Players were reluctant to knock prices from a recent tight range as they focused on rolling positions in the benchmark February gold contract into next active April futures before first notice day for metal delivery on Monday.
April gold slipped $2.20 to $426.80.
Estimated volume was 30,000 lots, with 5,396 switches, at 10 am.

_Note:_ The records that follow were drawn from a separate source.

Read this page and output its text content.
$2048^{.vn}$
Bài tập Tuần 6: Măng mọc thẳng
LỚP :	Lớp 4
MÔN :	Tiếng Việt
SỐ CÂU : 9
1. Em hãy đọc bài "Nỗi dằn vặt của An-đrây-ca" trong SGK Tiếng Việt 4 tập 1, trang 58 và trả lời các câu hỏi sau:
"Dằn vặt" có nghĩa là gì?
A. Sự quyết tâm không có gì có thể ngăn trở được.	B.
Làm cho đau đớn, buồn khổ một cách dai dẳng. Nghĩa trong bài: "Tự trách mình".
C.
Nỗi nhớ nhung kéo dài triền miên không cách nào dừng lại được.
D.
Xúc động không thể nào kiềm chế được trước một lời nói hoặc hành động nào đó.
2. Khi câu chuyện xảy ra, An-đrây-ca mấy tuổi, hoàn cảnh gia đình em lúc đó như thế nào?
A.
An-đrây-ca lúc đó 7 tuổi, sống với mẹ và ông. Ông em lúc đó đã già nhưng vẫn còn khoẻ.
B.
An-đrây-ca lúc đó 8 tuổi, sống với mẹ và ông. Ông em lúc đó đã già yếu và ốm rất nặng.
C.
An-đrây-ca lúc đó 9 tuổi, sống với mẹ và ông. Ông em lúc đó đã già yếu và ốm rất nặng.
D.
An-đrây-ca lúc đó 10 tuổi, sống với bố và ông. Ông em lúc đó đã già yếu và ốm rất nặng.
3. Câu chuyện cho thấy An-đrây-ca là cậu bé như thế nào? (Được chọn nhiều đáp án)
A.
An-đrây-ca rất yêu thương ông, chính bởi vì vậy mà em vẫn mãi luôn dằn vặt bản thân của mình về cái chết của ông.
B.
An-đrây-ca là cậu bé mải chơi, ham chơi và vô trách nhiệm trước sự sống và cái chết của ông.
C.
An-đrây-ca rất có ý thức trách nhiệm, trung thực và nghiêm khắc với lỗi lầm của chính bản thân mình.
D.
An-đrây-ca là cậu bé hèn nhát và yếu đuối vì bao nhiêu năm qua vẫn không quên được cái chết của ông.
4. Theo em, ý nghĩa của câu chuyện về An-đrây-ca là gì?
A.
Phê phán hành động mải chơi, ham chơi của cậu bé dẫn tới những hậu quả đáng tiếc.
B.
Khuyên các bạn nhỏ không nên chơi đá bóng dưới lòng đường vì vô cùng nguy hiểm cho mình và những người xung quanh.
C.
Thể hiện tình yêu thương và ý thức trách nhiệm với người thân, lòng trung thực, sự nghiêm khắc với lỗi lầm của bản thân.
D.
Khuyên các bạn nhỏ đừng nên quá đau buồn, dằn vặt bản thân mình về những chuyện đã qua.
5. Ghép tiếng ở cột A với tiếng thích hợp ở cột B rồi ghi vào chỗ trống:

"It's all rollover. We're stuck in a range and $430 is monster resistance," said a COMEX floor broker.
Longer-term, gold prices are expected to rise for the fourth straight year in 2005 as dollar weakness and global security fears attract investors to the market.
A Reuters poll showed Thursday that gold should average $430 this year, up 4 percent on 2004's $413.56. But the survey of 32 analysts and senior traders saw it slipping to $413 in 2006.
Chartists peg support in COMEX gold at $420, with resistance at $430.
Spot gold fetched $424.40/5.20, below Wednesday's late New York quote at $426.50/7/00. The London afternoon fix was $424.50.
Looking to the latest US data, new orders for durable goods rose 0.6 percent in December despite a sharp plunge in demand for new aircraft, against expectations for a 0.5 percent gain.
Separately, US first-time unemployment benefits claims rose 7,000 to 325,000 last week.
In silver, the Reuters poll saw silver rising 3.3 percent from 2004's $6.29 to an average of $6.50 in 2005, falling to $6.23 in 2006.
Platinum prices should drop below $800 on a possible supply surplus, while palladium also looked weak, the poll said.
March silver fell 5.5 cents to $6.75 an ounce, dealing within a range of $6.835 to $6.725. Spot reached $6.71/74 from yesterday's late quote of $6.77/80. The fix was $6.785.
NYMEX April platinum rose 70 cents to $869.50 an ounce. Spot platinum traded to $866/870. March palladium was flat at $192 an ounce. Spot stayed at $187/191.